South Africa's mining industry crawled to the end of 2018 battered, bruised, and a mere shadow of its former world-dominating self, having had to suffer years of regulatory and policy uncertainty, waning investor interest, rising operating costs, depleting resources, and increasingly strained stakeholder relations.
But, as it stands on the precipice of 2019, the industry is cautiously optimistic of its future prospects given the concerted effort the government has made to improve the regulatory environment, mend stakeholder relations and encourage investor confidence.
Upsurge in exploration
While a more stable regulatory environment will go some way to stabilising South Africa’s mining sector, proper revival can only be truly facilitated by discovering new – and further developing known – ore bodies. It is for that reason that a dominant trend that will begin to emerge in 2019 is an upsurge in green and brownfields exploration across the country.
While it is easy to think that there are hardly any mineral deposits left to discover, given the more than 160 years of intensive mining activity, South Africa is, in fact, still a highly prospective jurisdiction. It hosts some 94% of the world’s known platinum group metals (PGM) reserves, 73% of chrome reserves, 29% of manganese, and 10% of gold reserves. Moreover, De Beers recently insisted that there were still many diamond-bearing deposits to be discovered here.
And given the advances in prospecting technologies in recent years, the chances of discovering deeper or more densely covered mineralised deposits are now much improved. Moreover, the time taken to collect information and analyse the data has been considerably shortened, which now allows prospectors to make development decisions much faster. Indeed, the impact of the Fourth Industrial Revolution that is now beginning to play out in this space will certainly aid a prospecting trend in gaining traction in South Africa.

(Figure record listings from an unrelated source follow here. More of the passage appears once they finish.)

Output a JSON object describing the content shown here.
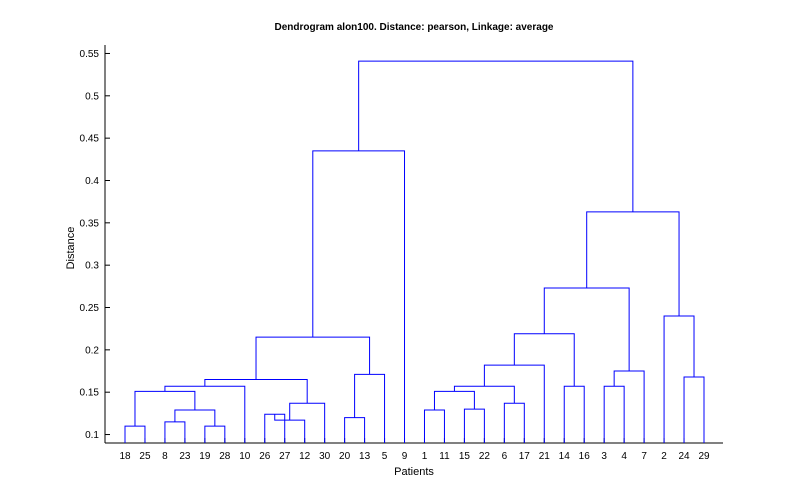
{
  "chart_data": {
    "type": "dendrogram",
    "title": "Dendrogram alon100.  Distance: pearson, Linkage: average",
    "xlabel": "Patients",
    "ylabel": "Distance",
    "ylim": [
      0.09,
      0.56
    ],
    "yticks": [
      "0.1",
      "0.15",
      "0.2",
      "0.25",
      "0.3",
      "0.35",
      "0.4",
      "0.45",
      "0.5",
      "0.55"
    ],
    "leaf_order": [
      "18",
      "25",
      "8",
      "23",
      "19",
      "28",
      "10",
      "26",
      "27",
      "12",
      "30",
      "20",
      "13",
      "5",
      "9",
      "1",
      "11",
      "15",
      "22",
      "6",
      "17",
      "21",
      "14",
      "16",
      "3",
      "4",
      "7",
      "2",
      "24",
      "29"
    ],
    "baseline": 0.09,
    "grid": false,
    "line_color": "#0000ff",
    "merges": [
      {
        "left": "18",
        "right": "25",
        "height": 0.11
      },
      {
        "left": "8",
        "right": "23",
        "height": 0.115
      },
      {
        "left": "19",
        "right": "28",
        "height": 0.11
      },
      {
        "left": "c1",
        "right": "c2",
        "height": 0.129
      },
      {
        "left": "c0",
        "right": "c3",
        "height": 0.151
      },
      {
        "left": "c4",
        "right": "10",
        "height": 0.157
      },
      {
        "left": "26",
        "right": "27",
        "height": 0.124
      },
      {
        "left": "c6",
        "right": "12",
        "height": 0.117
      },
      {
        "left": "c7",
        "right": "30",
        "height": 0.137
      },
      {
        "left": "c5",
        "right": "c8",
        "height": 0.165
      },
      {
        "left": "20",
        "right": "13",
        "height": 0.12
      },
      {
        "left": "c10",
        "right": "5",
        "height": 0.171
      },
      {
        "left": "c9",
        "right": "c11",
        "height": 0.215
      },
      {
        "left": "c12",
        "right": "9",
        "height": 0.435
      },
      {
        "left": "1",
        "right": "11",
        "height": 0.129
      },
      {
        "left": "15",
        "right": "22",
        "height": 0.13
      },
      {
        "left": "c14",
        "right": "c15",
        "height": 0.151
      },
      {
        "left": "6",
        "right": "17",
        "height": 0.137
      },
      {
        "left": "c16",
        "right": "c17",
        "height": 0.157
      },
      {
        "left": "c18",
        "right": "21",
        "height": 0.182
      },
      {
        "left": "14",
        "right": "16",
        "height": 0.157
      },
      {
        "left": "c19",
        "right": "c20",
        "height": 0.219
      },
      {
        "left": "3",
        "right": "4",
        "height": 0.157
      },
      {
        "left": "c22",
        "right": "7",
        "height": 0.175
      },
      {
        "left": "c21",
        "right": "c23",
        "height": 0.273
      },
      {
        "left": "24",
        "right": "29",
        "height": 0.168
      },
      {
        "left": "2",
        "right": "c25",
        "height": 0.24
      },
      {
        "left": "c24",
        "right": "c26",
        "height": 0.363
      },
      {
        "left": "c13",
        "right": "c27",
        "height": 0.541
      }
    ]
  }
}
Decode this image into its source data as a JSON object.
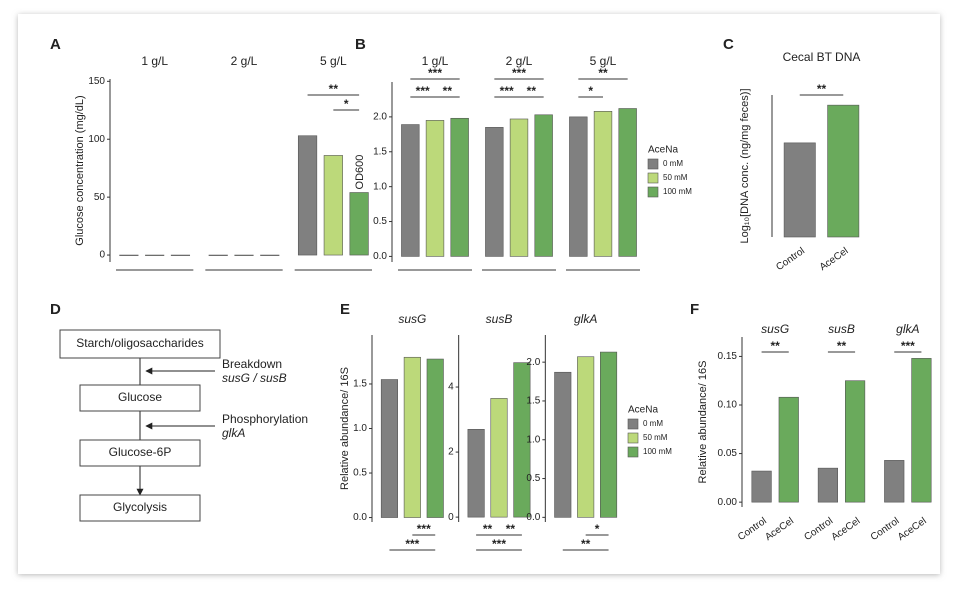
{
  "chart_data": [
    {
      "type": "bar",
      "panel": "A",
      "y_label": "Glucose concentration (mg/dL)",
      "ylim": [
        -6,
        152
      ],
      "yticks": [
        0,
        50,
        100,
        150
      ],
      "colors": [
        "#808080",
        "#bcd97a",
        "#6aaa5c"
      ],
      "facets": [
        {
          "title": "1 g/L",
          "values": [
            0,
            0,
            0
          ],
          "annotations": []
        },
        {
          "title": "2 g/L",
          "values": [
            0,
            0,
            0
          ],
          "annotations": []
        },
        {
          "title": "5 g/L",
          "values": [
            103,
            86,
            54
          ],
          "annotations": [
            {
              "text": "**",
              "between": [
                0,
                2
              ]
            },
            {
              "text": "*",
              "between": [
                1,
                2
              ]
            }
          ]
        }
      ]
    },
    {
      "type": "bar",
      "panel": "B",
      "y_label": "OD600",
      "ylim": [
        -0.08,
        2.5
      ],
      "yticks": [
        {
          "value": 0,
          "label": "0.0"
        },
        {
          "value": 0.5,
          "label": "0.5"
        },
        {
          "value": 1,
          "label": "1.0"
        },
        {
          "value": 1.5,
          "label": "1.5"
        },
        {
          "value": 2,
          "label": "2.0"
        }
      ],
      "colors": [
        "#808080",
        "#bcd97a",
        "#6aaa5c"
      ],
      "legend_title": "AceNa",
      "groups": [
        "0 mM",
        "50 mM",
        "100 mM"
      ],
      "facets": [
        {
          "title": "1 g/L",
          "values": [
            1.89,
            1.95,
            1.98
          ],
          "annotations": [
            {
              "text": "***",
              "between": [
                0,
                2
              ]
            },
            {
              "text": "***",
              "between": [
                0,
                1
              ]
            },
            {
              "text": "**",
              "between": [
                1,
                2
              ]
            }
          ]
        },
        {
          "title": "2 g/L",
          "values": [
            1.85,
            1.97,
            2.03
          ],
          "annotations": [
            {
              "text": "***",
              "between": [
                0,
                2
              ]
            },
            {
              "text": "***",
              "between": [
                0,
                1
              ]
            },
            {
              "text": "**",
              "between": [
                1,
                2
              ]
            }
          ]
        },
        {
          "title": "5 g/L",
          "values": [
            2.0,
            2.08,
            2.12
          ],
          "annotations": [
            {
              "text": "**",
              "between": [
                0,
                2
              ]
            },
            {
              "text": "*",
              "between": [
                0,
                1
              ]
            }
          ]
        }
      ]
    },
    {
      "type": "bar",
      "panel": "C",
      "title": "Cecal BT DNA",
      "y_label": "Log₁₀[DNA conc. (ng/mg feces)]",
      "ylim": [
        0,
        3.5
      ],
      "categories": [
        "Control",
        "AceCel"
      ],
      "colors": [
        "#808080",
        "#6aaa5c"
      ],
      "facets": [
        {
          "values": [
            2.32,
            3.25
          ],
          "annotations": [
            {
              "text": "**",
              "between": [
                0,
                1
              ]
            }
          ]
        }
      ]
    },
    {
      "type": "bar",
      "panel": "E",
      "y_label": "Relative abundance/ 16S",
      "colors": [
        "#808080",
        "#bcd97a",
        "#6aaa5c"
      ],
      "legend_title": "AceNa",
      "groups": [
        "0 mM",
        "50 mM",
        "100 mM"
      ],
      "annotation_side": "below",
      "facets": [
        {
          "title": "susG",
          "values": [
            1.55,
            1.8,
            1.78
          ],
          "ylim": [
            -0.05,
            2.05
          ],
          "yticks": [
            {
              "value": 0,
              "label": "0.0"
            },
            {
              "value": 0.5,
              "label": "0.5"
            },
            {
              "value": 1,
              "label": "1.0"
            },
            {
              "value": 1.5,
              "label": "1.5"
            }
          ],
          "annotations": [
            {
              "text": "***",
              "between": [
                1,
                2
              ]
            },
            {
              "text": "***",
              "between": [
                0,
                2
              ]
            }
          ]
        },
        {
          "title": "susB",
          "values": [
            2.7,
            3.65,
            4.75
          ],
          "ylim": [
            -0.15,
            5.6
          ],
          "yticks": [
            0,
            2,
            4
          ],
          "annotations": [
            {
              "text": "**",
              "between": [
                0,
                1
              ]
            },
            {
              "text": "**",
              "between": [
                1,
                2
              ]
            },
            {
              "text": "***",
              "between": [
                0,
                2
              ]
            }
          ]
        },
        {
          "title": "glkA",
          "values": [
            1.87,
            2.07,
            2.13
          ],
          "ylim": [
            -0.06,
            2.35
          ],
          "yticks": [
            {
              "value": 0,
              "label": "0.0"
            },
            {
              "value": 0.5,
              "label": "0.5"
            },
            {
              "value": 1,
              "label": "1.0"
            },
            {
              "value": 1.5,
              "label": "1.5"
            },
            {
              "value": 2,
              "label": "2.0"
            }
          ],
          "annotations": [
            {
              "text": "*",
              "between": [
                1,
                2
              ]
            },
            {
              "text": "**",
              "between": [
                0,
                2
              ]
            }
          ]
        }
      ]
    },
    {
      "type": "bar",
      "panel": "F",
      "y_label": "Relative abundance/ 16S",
      "ylim": [
        -0.005,
        0.17
      ],
      "yticks": [
        {
          "value": 0,
          "label": "0.00"
        },
        {
          "value": 0.05,
          "label": "0.05"
        },
        {
          "value": 0.1,
          "label": "0.10"
        },
        {
          "value": 0.15,
          "label": "0.15"
        }
      ],
      "categories": [
        "Control",
        "AceCel"
      ],
      "colors": [
        "#808080",
        "#6aaa5c"
      ],
      "facets": [
        {
          "title": "susG",
          "values": [
            0.032,
            0.108
          ],
          "annotations": [
            {
              "text": "**",
              "between": [
                0,
                1
              ]
            }
          ]
        },
        {
          "title": "susB",
          "values": [
            0.035,
            0.125
          ],
          "annotations": [
            {
              "text": "**",
              "between": [
                0,
                1
              ]
            }
          ]
        },
        {
          "title": "glkA",
          "values": [
            0.043,
            0.148
          ],
          "annotations": [
            {
              "text": "***",
              "between": [
                0,
                1
              ]
            }
          ]
        }
      ]
    }
  ],
  "diagram": {
    "panel": "D",
    "nodes": [
      "Starch/oligosaccharides",
      "Glucose",
      "Glucose-6P",
      "Glycolysis"
    ],
    "steps": [
      {
        "label": "Breakdown",
        "genes": "susG / susB"
      },
      {
        "label": "Phosphorylation",
        "genes": "glkA"
      }
    ]
  }
}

A glimmer of this exploration trend has already emerged with mining giant Anglo American announcing in November its intention to invest more than $2bn in exploring and developing diamond, iron ore, manganese and coal assets in South Africa. Anglo’s confidence and reignited appetite for risk is an about-turn from its proposed 2015 plan to disinvest from South Africa and will, no doubt, be a beacon for other miners wishing to either extend existing assets or prove entirely new projects.
That said, the trend will be driven, at least initially, almost entirely by companies already invested in South Africa. It is highly unlikely that a new entrant or a foreign junior miner would choose to invest in a country that dictates shareholding policy with free-carry stipulations to boot. Certainly, the wave of Canadian, Australian and British junior miners that flooded into South Africa during the height of the super cycle in the early 2000s will not be replicated again under present conditions.
Perhaps as an attempt to soften the unattractive nature of the new Mining Charter, at least as far as junior prospectors are concerned, the government has committed R20bn over the next 10 years to finance an integrated multidisciplinary mapping programme, which is meant to identify new mineralisation systems across the country. Such a programme will prove extremely helpful for companies whose objective can be likened to that of finding a needle in a haystack.
Considering that South Africa has only accounted for 1% of global exploration spend in recent years, the only trajectory for the niche sector can be upwards and that is likely to gain traction over the next few months.